ATP Directors Reveal Identities in Court Filing

By Beacon Staff

HELENA — A secretive conservative group that targeted moderate Republicans in the last two Montana elections and caused an upheaval in the state’s election laws has revealed its board of directors for the first time.

Doug Lair, Geoff Goble and Peter MacKenzie submitted a legal document to state district court last month identifying themselves as American Tradition Partnership directors.

The filing was in response to state attorneys’ demand for proof that ATP’s new attorney had the authorization to represent the group in a lawsuit the Colorado nonprofit organization filed against Montana.

ATP’s only staff member, executive director Donny Ferguson, resigned in January to take a job as a staff member for newly elected U.S. Rep. Steve Stockman of Texas.

There are no records of any directors ever being appointed or elected to American Tradition Partnership, assistant attorney general Michael Black said in a March 14 filing.

“Frankly, the individuals hiding behind the sham ATP corporate form should not be allowed to perpetuate their charade by allowing new counsel to appear in this case on behalf of ATP. These individuals should stand up and be counted, the ATP puppet masters should be revealed,” Black wrote.

American Tradition Partnership sued the state over a commissioner of political practices’ order that the group report its spending and donors. District Judge Jeffrey Sherlock upheld the ruling last year that ATP acted as a political committee in the elections and not as the purely educational organization it claims to be.
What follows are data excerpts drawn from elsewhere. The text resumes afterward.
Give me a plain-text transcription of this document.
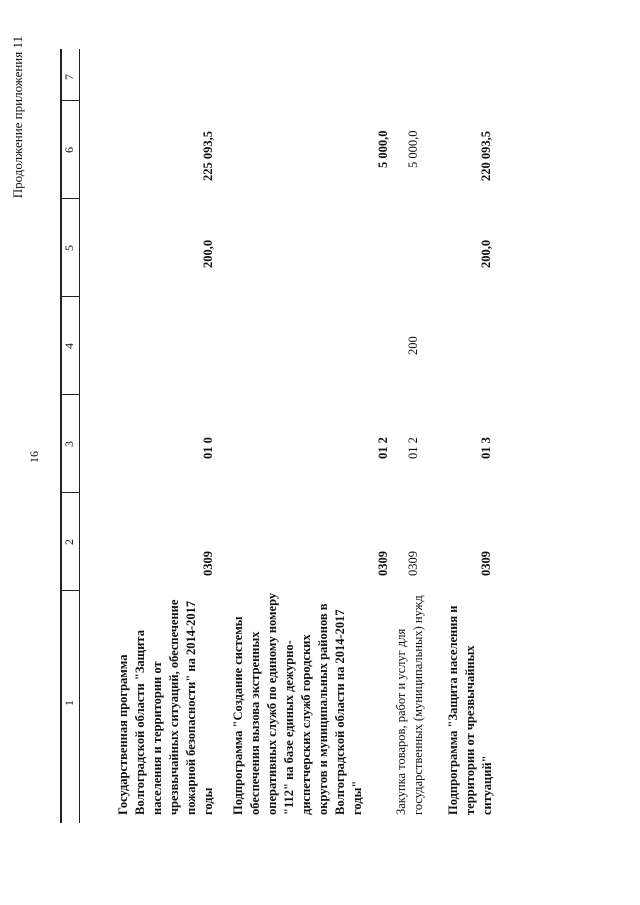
16
Продолжение приложения 11
1
2
3
4
5
6
7
Государственная программа Волгоградской области "Защита населения и территории от чрезвычайных ситуаций, обеспечение пожарной безопасности" на 2014-2017 годы
0309
01 0
200,0
225 093,5
Подпрограмма "Создание системы обеспечения вызова экстренных оперативных служб по единому номеру "112" на базе единых дежурно-диспетчерских служб городских округов и муниципальных районов в Волгоградской области на 2014-2017 годы"
0309
01 2
5 000,0
Закупка товаров, работ и услуг для государственных (муниципальных) нужд
0309
01 2
200
5 000,0
Подпрограмма "Защита населения и территории от чрезвычайных ситуаций"
0309
01 3
200,0
220 093,5
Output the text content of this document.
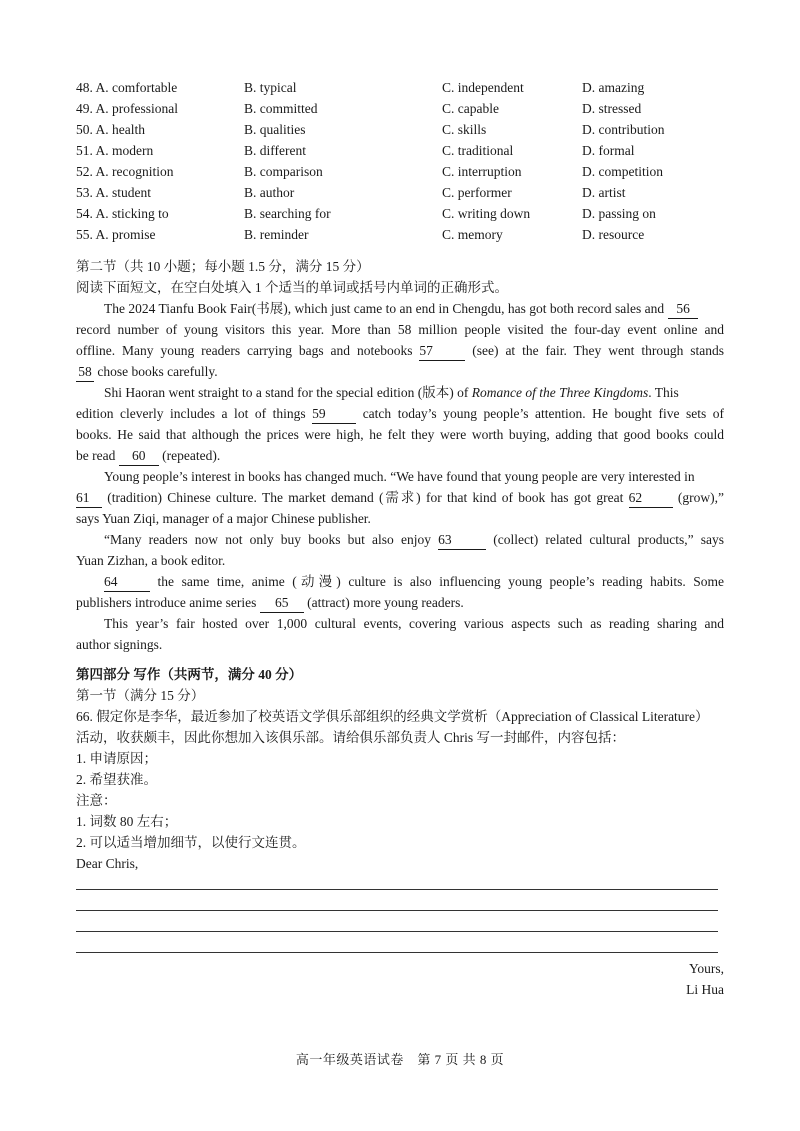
48. A. comfortable	B. typical	C. independent	D. amazing
49. A. professional	B. committed	C. capable	D. stressed
50. A. health	B. qualities	C. skills	D. contribution
51. A. modern	B. different	C. traditional	D. formal
52. A. recognition	B. comparison	C. interruption	D. competition
53. A. student	B. author	C. performer	D. artist
54. A. sticking to	B. searching for	C. writing down	D. passing on
55. A. promise	B. reminder	C. memory	D. resource
第二节（共 10 小题；每小题 1.5 分，满分 15 分）
阅读下面短文，在空白处填入 1 个适当的单词或括号内单词的正确形式。
The 2024 Tianfu Book Fair(书展), which just came to an end in Chengdu, has got both record sales and 56
record number of young visitors this year. More than 58 million people visited the four-day event online and
offline. Many young readers carrying bags and notebooks 57	(see) at the fair. They went through stands
58 chose books carefully.
Shi Haoran went straight to a stand for the special edition (版本) of Romance of the Three Kingdoms. This
edition cleverly includes a lot of things 59	catch today’s young people’s attention. He bought five sets of
books. He said that although the prices were high, he felt they were worth buying, adding that good books could
be read 60 (repeated).
Young people’s interest in books has changed much. “We have found that young people are very interested in
61 (tradition) Chinese culture. The market demand (需求) for that kind of book has got great 62	(grow),”
says Yuan Ziqi, manager of a major Chinese publisher.
“Many readers now not only buy books but also enjoy 63	(collect) related cultural products,” says
Yuan Zizhan, a book editor.
64	the same time, anime (动漫) culture is also influencing young people’s reading habits. Some
publishers introduce anime series 65 (attract) more young readers.
This year’s fair hosted over 1,000 cultural events, covering various aspects such as reading sharing and
author signings.
第四部分 写作（共两节，满分 40 分）
第一节（满分 15 分）
66. 假定你是李华，最近参加了校英语文学俱乐部组织的经典文学赏析（Appreciation of Classical Literature）
活动，收获颇丰，因此你想加入该俱乐部。请给俱乐部负责人 Chris 写一封邮件，内容包括：
1. 申请原因；
2. 希望获准。
注意：
1. 词数 80 左右；
2. 可以适当增加细节，以使行文连贯。
Dear Chris,
Yours,
Li Hua
高一年级英语试卷　第 7 页 共 8 页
The state is now seeking to collect $9,187 in attorney fees and sanctions ordered by Sherlock. Attorney Todd Stubbs of Manhattan filed a response asking for a hearing on the matter and saying the amount was “excessive.”

Until then, Helena attorney James Brown had represented American Tradition Partnership. Black objected to the sudden change to Stubbs, saying there was no proof that ATP authorized Stubbs’ hire because there is no proof that ATP exists as anything other than a corporate shell.

In response, Stubbs submitted a document signed by Lair, Goble and MacKenzie on March 22 that said they are ATP’s directors and they authorized Stubbs’ hiring.

In the document, the three directors said Brown can no longer effectively represent the group because Sherlock and the state have shown animosity and bias against him.

They chose Stubbs to replace him after interviews and conversations with several attorneys, they said.

Lair, who was previously listed as ATP’s Montana director, did not return a call or email for comment, nor did Stubbs.

Addresses and hometowns for Goble and MacKenzie were not provided.

Sherlock said Stubbs has proven that he has the authority to represent ATP. The judge set a hearing for June 13.

American Tradition Partnership, which changed its name three years ago from Western Tradition Partnership, has filed multiple lawsuits attacking Montana campaign-finance laws.

In one, the U.S. Supreme Court ruled last year that its 2010 Citizens United decision allowing corporate spending in federal elections also applies to state elections.